With nothing to lose, Labour took the reins off Jeremy Corbyn, and let him lead as what he is, which is an Old Labour-style socialist, conviction politician. Lending the populist political technology to a new kind of content, the Labour Party has skilfully marketed Mr Corbyn as an authentic man of the people - “Letting Corbyn be Corbyn” - and connected him with new kind of publics, which has, among other things, bolstered the youth vote, and found unlikely popularity for him among never-before-voters in parts of society that prefer to make music out of politics rather than go to the ballot box to seek social justice.
The ‘others’ in relation to whom Corbyn pits his left-wing populism are the media establishment who are accused of being against him, (because he is a socialist), and the wealthy elite represented by the Tories, whose version of austerity Britain - right-wing, elitist, and self-serving – is rejected for having severed the economy from its commitment to society. The brand for Corbyn’s campaign, “For the Many, Not the Few” has proved to be popular, and some of his policies, to protect the NHS from privatisation, to renationalise the railways, and abolish university tuition fees have become political symbols of the idea that Labour presents a genuine political alternative.

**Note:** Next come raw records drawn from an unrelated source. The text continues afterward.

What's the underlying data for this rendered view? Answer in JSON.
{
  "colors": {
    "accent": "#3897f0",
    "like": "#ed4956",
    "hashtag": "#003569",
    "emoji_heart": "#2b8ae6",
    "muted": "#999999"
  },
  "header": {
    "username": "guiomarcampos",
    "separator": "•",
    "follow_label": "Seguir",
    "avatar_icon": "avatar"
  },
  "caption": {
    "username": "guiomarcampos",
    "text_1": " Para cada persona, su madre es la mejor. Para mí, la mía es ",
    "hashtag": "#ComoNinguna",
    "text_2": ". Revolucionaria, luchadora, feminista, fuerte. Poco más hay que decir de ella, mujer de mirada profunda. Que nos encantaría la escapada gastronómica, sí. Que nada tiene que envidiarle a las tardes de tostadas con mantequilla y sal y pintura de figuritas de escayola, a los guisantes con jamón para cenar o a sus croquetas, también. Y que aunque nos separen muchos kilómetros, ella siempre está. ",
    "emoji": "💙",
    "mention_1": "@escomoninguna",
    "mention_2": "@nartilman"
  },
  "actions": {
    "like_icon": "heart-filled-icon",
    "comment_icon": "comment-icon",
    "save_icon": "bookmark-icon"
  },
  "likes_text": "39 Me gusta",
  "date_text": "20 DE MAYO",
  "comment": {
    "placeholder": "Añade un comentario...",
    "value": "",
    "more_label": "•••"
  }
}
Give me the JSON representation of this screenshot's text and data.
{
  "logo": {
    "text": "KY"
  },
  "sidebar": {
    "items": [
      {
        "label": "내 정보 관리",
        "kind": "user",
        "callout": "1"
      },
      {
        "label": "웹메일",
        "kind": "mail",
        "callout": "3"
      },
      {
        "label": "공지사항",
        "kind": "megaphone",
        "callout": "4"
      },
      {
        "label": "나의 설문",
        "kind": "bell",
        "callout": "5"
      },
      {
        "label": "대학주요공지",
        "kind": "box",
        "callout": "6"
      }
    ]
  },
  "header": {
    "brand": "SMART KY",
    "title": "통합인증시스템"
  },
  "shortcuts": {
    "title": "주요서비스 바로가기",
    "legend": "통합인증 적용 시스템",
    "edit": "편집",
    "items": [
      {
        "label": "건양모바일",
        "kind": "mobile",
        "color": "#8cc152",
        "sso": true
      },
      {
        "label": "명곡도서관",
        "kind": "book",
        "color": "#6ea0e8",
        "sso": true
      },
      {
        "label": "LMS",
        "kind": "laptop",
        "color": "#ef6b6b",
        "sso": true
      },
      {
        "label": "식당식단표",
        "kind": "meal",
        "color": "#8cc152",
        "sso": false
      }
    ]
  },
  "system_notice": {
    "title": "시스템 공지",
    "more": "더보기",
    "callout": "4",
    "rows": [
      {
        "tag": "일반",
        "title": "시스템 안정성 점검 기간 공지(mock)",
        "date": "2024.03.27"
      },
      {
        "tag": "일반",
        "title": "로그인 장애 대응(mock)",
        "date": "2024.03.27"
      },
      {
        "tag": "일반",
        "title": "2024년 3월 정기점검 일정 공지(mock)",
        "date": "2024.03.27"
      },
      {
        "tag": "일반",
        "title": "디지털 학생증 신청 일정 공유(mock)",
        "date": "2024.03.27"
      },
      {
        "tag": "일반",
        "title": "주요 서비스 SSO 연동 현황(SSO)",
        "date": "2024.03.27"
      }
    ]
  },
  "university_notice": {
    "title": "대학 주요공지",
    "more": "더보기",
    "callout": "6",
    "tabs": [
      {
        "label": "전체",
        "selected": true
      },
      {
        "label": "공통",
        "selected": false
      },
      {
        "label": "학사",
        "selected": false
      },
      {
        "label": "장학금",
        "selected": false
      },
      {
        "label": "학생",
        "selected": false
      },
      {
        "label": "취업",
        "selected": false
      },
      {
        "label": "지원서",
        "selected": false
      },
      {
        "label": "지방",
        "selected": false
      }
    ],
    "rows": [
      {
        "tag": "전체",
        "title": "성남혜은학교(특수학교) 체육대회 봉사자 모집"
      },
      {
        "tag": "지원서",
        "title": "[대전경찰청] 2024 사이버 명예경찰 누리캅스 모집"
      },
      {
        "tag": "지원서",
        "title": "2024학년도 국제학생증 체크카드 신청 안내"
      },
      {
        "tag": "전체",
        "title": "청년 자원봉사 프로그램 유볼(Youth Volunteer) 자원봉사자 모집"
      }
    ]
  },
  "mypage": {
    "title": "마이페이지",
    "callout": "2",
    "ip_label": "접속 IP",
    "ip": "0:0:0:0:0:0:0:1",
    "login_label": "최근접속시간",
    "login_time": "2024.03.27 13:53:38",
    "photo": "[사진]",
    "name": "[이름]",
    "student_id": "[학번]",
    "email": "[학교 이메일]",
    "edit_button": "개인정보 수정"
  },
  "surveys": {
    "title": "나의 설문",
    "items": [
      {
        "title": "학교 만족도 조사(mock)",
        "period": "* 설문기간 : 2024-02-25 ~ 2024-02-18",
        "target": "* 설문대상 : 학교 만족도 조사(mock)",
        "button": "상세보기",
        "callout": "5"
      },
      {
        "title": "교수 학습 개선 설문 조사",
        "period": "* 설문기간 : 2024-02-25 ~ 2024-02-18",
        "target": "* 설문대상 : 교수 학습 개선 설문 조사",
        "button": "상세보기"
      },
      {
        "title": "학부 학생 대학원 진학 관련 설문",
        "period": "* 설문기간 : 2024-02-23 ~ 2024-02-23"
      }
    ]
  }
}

Labour voters in the former heartlands of the Northeast appear to have been convinced by this revitalisation of Old Labour-style politics, and abandoned their flirtation with the far-right. Despite the tragedy of two terror attacks that rocked the nation during the campaigning period, Theresa May could not convince the nation to have complete confidence in her and Corbyn has destroyed Theresa May’s mandate to lead. Now one thing is for certain, Theresa’s May’s gamble has not paid off and a hung parliament will plunge Britain into political uncertainty again. The difference this time is that uncertainty is good news, because a left-wing populist uprising has given hope to a new generation that society can be reclaimed from the far-right, negotiation can begin about restoring public services to the people, and not the private sector, and that voting really does make a difference after all.